Today is Apraxia Awareness Day. Everyone has a cause that is special to them. Cancer, The Heart Association, Lupus. While those have touched me and are important, Apraxia is my cause. First, my baby boy has been dealing with it his whole life. Second, unlike a lot of other causes, it doesn’t get a lot of press.
According to apraxia-kids.org- Childhood Apraxia of Speech (CAS) is a motor speech disorder that first becomes apparent as a young child is learning speech. For reasons not yet fully understood, children with apraxia of speech have great difficulty planning and producing the precise, highly refined and specific series of movements of the tongue, lips, jaw and palate that are necessary for intelligible speech.
From what I have read and what I was told it isn’t something you “get over” without therapy in more serious cases like my son. There are a lot of variables that figure in to the outcome for apraxic kids.
He was 18 months old and not talking at all. Nothing. I called early intervention and they came out to evaluate him. While he had a large deficit, his disability wasn’t high enough by a small percentage to be taken in that program. Luckily our insurance covered speech therapy. Lots of speech therapy.
In the beginning, it was 2-3 times a week. Then he was diagnosed with Sensory Possessing Disorder. That increased our therapy visits by one a week. Our journey may have been complicated by a serious digestive problem he has.
Life with him was hard. He said momma at 4. I love you was maybe at 5-6. He is 7 now. The crying fits were horrible. He cried so much.Breakfast was especially hard. But we overcame. Well, he did. He went to speech, and most of the time he was good. He tried and he worked. I am so proud of him. He had/ has great therapists to help him, but in the end, he had to do it. And he has.
While he has made such progress (we only go to therapy at the school once a week.), his struggle is not over, and may never be. His therapist may dismiss him from speech in the fall, if his progress continues. But is it over? No. In more extreme cases like my boy, it affects phonics and reading abilities. He struggles with reading and memorizing phonics. He has trouble remembering the abc’s in order. But remembering where we started 6 years ago, I will take it.
I have done my research and have bought the appropriate curriculum for his needs. We will make it. And, I swear, there were days I knew we weren’t going to make it.

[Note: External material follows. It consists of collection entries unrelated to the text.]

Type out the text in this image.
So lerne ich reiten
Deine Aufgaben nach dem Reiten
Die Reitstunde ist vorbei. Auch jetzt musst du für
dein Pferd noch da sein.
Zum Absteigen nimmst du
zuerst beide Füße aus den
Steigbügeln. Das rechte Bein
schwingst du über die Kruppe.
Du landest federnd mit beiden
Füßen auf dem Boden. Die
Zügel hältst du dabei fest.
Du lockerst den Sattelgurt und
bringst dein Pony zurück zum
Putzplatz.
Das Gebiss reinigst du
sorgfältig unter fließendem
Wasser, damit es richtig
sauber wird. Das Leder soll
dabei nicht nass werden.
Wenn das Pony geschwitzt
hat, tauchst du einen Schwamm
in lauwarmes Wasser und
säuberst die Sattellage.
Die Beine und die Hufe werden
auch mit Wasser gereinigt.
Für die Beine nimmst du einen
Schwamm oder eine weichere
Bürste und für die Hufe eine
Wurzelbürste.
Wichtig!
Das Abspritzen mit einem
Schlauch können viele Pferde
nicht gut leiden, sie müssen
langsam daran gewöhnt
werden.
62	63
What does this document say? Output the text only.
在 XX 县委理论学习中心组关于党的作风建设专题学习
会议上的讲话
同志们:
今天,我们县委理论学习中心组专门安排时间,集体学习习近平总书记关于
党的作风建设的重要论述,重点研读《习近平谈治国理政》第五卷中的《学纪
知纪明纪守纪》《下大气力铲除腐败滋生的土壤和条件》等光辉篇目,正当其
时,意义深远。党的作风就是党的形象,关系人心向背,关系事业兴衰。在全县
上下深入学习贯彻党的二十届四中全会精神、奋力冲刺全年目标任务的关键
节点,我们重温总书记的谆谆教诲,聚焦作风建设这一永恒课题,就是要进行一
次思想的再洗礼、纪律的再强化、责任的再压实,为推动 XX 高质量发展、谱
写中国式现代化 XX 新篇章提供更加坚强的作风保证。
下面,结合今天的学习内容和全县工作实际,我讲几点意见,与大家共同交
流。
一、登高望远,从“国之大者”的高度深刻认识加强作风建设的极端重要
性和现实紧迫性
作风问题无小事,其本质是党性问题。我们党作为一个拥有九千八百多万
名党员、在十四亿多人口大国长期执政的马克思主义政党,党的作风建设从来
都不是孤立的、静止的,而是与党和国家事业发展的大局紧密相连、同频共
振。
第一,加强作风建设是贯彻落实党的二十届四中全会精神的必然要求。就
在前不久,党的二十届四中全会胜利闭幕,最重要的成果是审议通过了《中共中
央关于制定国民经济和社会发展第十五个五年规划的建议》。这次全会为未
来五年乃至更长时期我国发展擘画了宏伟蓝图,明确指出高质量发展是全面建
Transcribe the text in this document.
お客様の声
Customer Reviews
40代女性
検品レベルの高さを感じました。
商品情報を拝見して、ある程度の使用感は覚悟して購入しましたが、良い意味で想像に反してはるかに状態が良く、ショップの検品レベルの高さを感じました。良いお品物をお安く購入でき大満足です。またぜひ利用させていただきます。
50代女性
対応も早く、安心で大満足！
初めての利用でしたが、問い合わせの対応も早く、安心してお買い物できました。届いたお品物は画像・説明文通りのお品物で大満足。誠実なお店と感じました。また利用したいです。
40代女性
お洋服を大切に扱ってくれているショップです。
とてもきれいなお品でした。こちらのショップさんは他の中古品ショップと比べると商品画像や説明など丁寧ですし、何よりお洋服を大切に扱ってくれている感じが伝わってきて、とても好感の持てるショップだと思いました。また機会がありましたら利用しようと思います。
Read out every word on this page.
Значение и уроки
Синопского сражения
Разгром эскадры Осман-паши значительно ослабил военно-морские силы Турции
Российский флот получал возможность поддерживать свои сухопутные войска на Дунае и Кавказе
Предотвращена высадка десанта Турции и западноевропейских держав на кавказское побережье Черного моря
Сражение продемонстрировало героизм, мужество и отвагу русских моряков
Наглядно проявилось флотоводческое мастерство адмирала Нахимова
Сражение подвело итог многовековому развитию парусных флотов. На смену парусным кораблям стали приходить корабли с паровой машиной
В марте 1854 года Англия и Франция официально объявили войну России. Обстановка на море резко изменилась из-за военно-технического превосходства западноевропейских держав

I just want parents who may have a child with speech issues to be informed. to be an advocate for your child. I have been blessed with good therapists who have become friends. But listen to your gut. No one knows your kid like you. If it feels wrong, it probably is. Research (but be careful what you believe. I was terrified after researching his diagnosis. The internet can be bad.), be an advocate, and speak for the voiceless. Try (and this is hard) to be patient with your baby who throws fits, and screams because they can’t say they like oatmeal but not toast. And take care of yourself. An hour away from the screaming is sometimes necessary. Build a good support system. That will save you.